München (dpa) – Es war einmal ein Junge namens Charlie Reade, der alles andere als märchenhaft aufwächst. Er ist erst drei Jahre alt, da wird die Mutter von einem Laster überfahren. Der Vater hängt fortan an der Flasche. Doch der Junge aus dem Örtchen Sentry, Illinois, entwickelt sich zu einem pflichtbewussten, feinen Kerl. Charlie sorgt sich um Haushalt, Vater und Mitmenschen. Als in der Nachbarschaft der grantige alte Howard Bowitch von der Leiter fällt und sich sein Bein bricht, kümmert sich der 17-Jährige um den alten Holzfäller – der Beginn einer ungewöhnlichen Freundschaft.
Als der Alte an einem Herzinfarkt stirbt, vermacht er dem Jungen das Haus samt Grundstück und unheimlichem Gartenschuppen, aus dem schabende, kratzende Geräusche kommen. Charlie geht rein und entdeckt ein großes Loch im Boden. Es ist die Pforte zu einer anderen Welt.
Von Stephen King zu den Brüdern Grimm scheint der Weg recht weit. Der eine schreibt über Monster, Horror-Haustiere und Killer-Clowns, bei den anderen geht es um Frau Holle und den Froschkönig. Aber Märchen können auch ganz schön düster sein. Mit seinem neuen Roman «Fairy Tale» macht Stephen King mit seinem Protagonisten Charlie einen Ausflug in eine Märchenwelt, die grausamer ist als die üblichen Grimmschen Geschichten.
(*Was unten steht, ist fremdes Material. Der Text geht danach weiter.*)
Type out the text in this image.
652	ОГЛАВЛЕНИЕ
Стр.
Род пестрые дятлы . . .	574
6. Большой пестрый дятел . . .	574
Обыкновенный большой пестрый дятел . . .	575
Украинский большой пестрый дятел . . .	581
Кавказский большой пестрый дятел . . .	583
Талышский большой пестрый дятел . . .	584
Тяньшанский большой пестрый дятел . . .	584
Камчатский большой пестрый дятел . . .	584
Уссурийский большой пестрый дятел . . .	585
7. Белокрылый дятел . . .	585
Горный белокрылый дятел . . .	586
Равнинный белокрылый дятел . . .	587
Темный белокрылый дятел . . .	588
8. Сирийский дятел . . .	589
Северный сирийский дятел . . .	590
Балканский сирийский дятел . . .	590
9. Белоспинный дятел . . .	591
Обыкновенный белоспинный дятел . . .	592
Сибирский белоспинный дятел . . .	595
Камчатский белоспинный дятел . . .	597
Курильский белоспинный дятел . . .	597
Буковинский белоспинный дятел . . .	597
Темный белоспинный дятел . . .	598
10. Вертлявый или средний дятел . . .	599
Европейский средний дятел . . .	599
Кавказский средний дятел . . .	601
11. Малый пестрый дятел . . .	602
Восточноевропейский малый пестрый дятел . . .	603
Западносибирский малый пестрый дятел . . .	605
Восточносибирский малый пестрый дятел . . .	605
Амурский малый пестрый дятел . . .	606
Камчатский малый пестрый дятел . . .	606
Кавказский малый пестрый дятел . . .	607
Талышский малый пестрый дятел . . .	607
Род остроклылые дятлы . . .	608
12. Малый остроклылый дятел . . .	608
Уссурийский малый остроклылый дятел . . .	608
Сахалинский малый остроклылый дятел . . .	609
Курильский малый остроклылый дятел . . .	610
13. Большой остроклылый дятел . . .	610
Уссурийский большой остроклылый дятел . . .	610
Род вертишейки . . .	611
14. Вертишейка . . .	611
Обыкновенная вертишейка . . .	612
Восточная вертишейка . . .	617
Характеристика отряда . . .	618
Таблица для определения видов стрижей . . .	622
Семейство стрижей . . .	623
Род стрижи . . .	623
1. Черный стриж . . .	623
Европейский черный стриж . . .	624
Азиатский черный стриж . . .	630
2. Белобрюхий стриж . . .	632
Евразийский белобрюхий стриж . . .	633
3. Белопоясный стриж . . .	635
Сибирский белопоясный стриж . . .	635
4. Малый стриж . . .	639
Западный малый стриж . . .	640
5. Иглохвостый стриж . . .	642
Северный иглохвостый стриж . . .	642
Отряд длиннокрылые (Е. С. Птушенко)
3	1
Über eine unterirdische Passage, den Weltenbrunnen, gelangt Charlie ins Königreich Empis. Das sieht aus, wie man sich eine Märchenwelt eben vorstellt – übergroße weiße Kaninchen hoppeln über die Wiese wie im Wunderland von Alice. Ein gläserner Palast mit hohen Türmen am Horizont, so wie die Smaragdstadt im Zauberer von Oz. Die lange unterirdische Wendeltreppe, die nach Empis führt, erinnert an die Geschichte von Jack und der Bohnenranke. Und ebenso wie Jack hat auch unser Held Charlie bald mit blutrünstigen Riesen zu kämpfen.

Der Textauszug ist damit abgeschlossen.